Consuming meals low in sugar is not only necessary for those suffering from diabetes, but also beneficial for individuals who wish to lose weight, prevent weight gain and reduce the risk of developing chronic diseases. Unchecked blood glucose can lead to serious problems, such as a dangerously high blood glucose level and chronic complications, such as nerve, kidney and heart damage, the Mayo Clinic warns. Consult your doctor about your blood sugar levels, and before beginning any new diet.
Breakfast
Start your day off right with a quick and easy breakfast that is low in sugar, not necessarily low in carbohydrates.

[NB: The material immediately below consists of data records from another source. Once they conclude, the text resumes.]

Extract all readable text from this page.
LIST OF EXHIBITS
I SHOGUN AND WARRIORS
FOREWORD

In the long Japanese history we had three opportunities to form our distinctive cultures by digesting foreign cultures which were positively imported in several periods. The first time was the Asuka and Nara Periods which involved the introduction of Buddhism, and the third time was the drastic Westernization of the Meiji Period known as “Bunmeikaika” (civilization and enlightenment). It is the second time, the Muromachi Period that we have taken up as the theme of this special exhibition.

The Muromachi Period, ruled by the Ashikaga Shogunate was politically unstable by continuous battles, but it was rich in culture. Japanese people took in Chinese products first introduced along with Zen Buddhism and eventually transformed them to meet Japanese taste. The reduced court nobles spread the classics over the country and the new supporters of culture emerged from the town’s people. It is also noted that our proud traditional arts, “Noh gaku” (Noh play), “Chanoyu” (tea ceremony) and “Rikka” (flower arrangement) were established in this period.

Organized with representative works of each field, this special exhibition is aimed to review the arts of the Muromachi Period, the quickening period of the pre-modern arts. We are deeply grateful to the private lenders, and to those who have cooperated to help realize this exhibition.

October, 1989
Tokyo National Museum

Carbohydrates provide the body with energy to function throughout the day. Complex carbs such as oatmeal, sweet potatoes, whole-grain breads and brown rice take longer to digest and keep blood sugar levels stable. Eating carbs along with protein or a little fat helps reduce the impact on your blood sugar levels, the Helpguide website explains. A quick, low-sugar breakfast might be a serving of oatmeal topped with fruit and nuts and a cup of milk.
Lunch
Finding a quick, low-sugar meal at lunch time can be challenging when you're in a hurry. A large salad with a wide variety of fresh vegetables and a piece of grilled chicken breast or salmon is an ideal choice, but can take time to prepare and consume. Another quick and easy option is to prepare tuna, egg or chicken salad ahead of time and eat with two slices of whole-grain bread with tomato and lettuce.
Dinner
Salmon is a great source of protein and omega-3 fatty acids that is quick to prepare, making it a perfect low-sugar dinner option. Include a serving of brown rice or whole-wheat pasta and some green vegetables such as broccoli, asparagus or green beans. For dessert, have a cup of plain yogurt topped with fresh berries. Use an artificial sweetener like Splenda or Equal to sweeten the yogurt if necessary, the Mayo Clinic suggests.
Snack Ideas
Fruit is always a quick and easy snack option. Although fruit contains sugar, it does not cause sudden spikes in blood sugar like other simple carbohydrates, in part, Helpguide explains, because of its fiber content. Use to fruit to top a serving of cottage cheese or yogurt. Hard-boiled eggs, almond or a cup of yogurt are other quick and easy snack options. For a low-sugar chocolate treat, mix a scoop of chocolate whey protein with a tablespoon of peanut butter and a little bit of water to create a syrupy consistency, then eat or microwave for 30 to 60 seconds for brownie-like consistency.